Welche Rolle spielt die Pseudonymisierung in Zukunft?

Pseudonymisierung ist oft realistischer als vollständige Anonymisierung, vor allem wenn Rückführbarkeit in der Forschung wichtig ist. Deshalb wird es künftig Forschungspseudonyme geben – etwa im Rahmen des Registergesetzes. Vertrauensstellen sollen dafür sorgen, dass der Personenbezug nur unter klaren Bedingungen wiederhergestellt werden kann.

Wie verhindern Sie Interessenkonflikte bei diesen Vertrauensstellen?

Treuhandmodelle funktionieren nur, wenn die zwischengeschalteten Stellen unabhängig sind. Es darf keine Eigeninteressen an den Daten geben. Die rechtliche und organisatorische Absicherung dieser Stellen ist deshalb essenziell.

Es gibt Kritik an der langen Speicherfrist der Daten im Forschungsdatenzentrum Gesundheit – von bis zu 100 Jahren. Wie sehen Sie das?

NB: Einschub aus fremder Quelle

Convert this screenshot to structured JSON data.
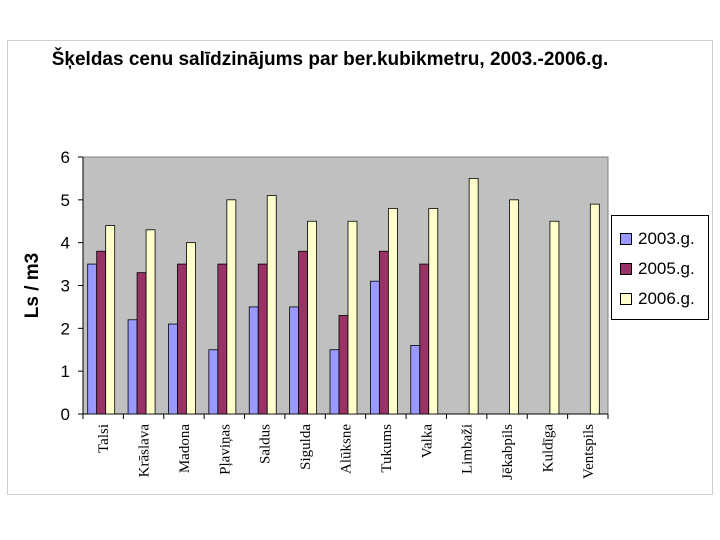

Solche Speicherfristen sind hochbegründungspflichtig – besonders, wenn über genetische Daten auch Aussagen über Angehörige möglich sind. Am Ende entscheidet der Gesetzgeber. Sollte es verfassungsrechtliche Bedenken geben, wird sich das Bundesverfassungsgericht damit befassen müssen.

Den Gang zum Bundesverfassungsgericht scheut das BMG ja nicht … regelmäßig wird Datenschützern auch vorgeworfen, Innovation zu verhindern. Ist das so?

Nein. Wenn Datenschützer frühzeitig eingebunden werden, können gute Systeme entstehen. Es ist wichtig, nachhaltige und vertrauenswürdige Lösungen zu bauen und unsere Werte nicht aufzugeben.

Zum Abschluss: Wie stehen Sie zur zunehmenden Nutzung von US-Anbietern im Gesundheitsbereich?

Das ist ein sensibles Thema. Drittstaatentransfers müssen sorgfältig geprüft werden. Digitale Souveränität gibt es nicht zum Nulltarif – sie kostet Geld, Zeit, Ressourcen. Aber sie ist notwendig. Gerade im Gesundheitsbereich sollten wir in Europa ordentliche Lösungen haben.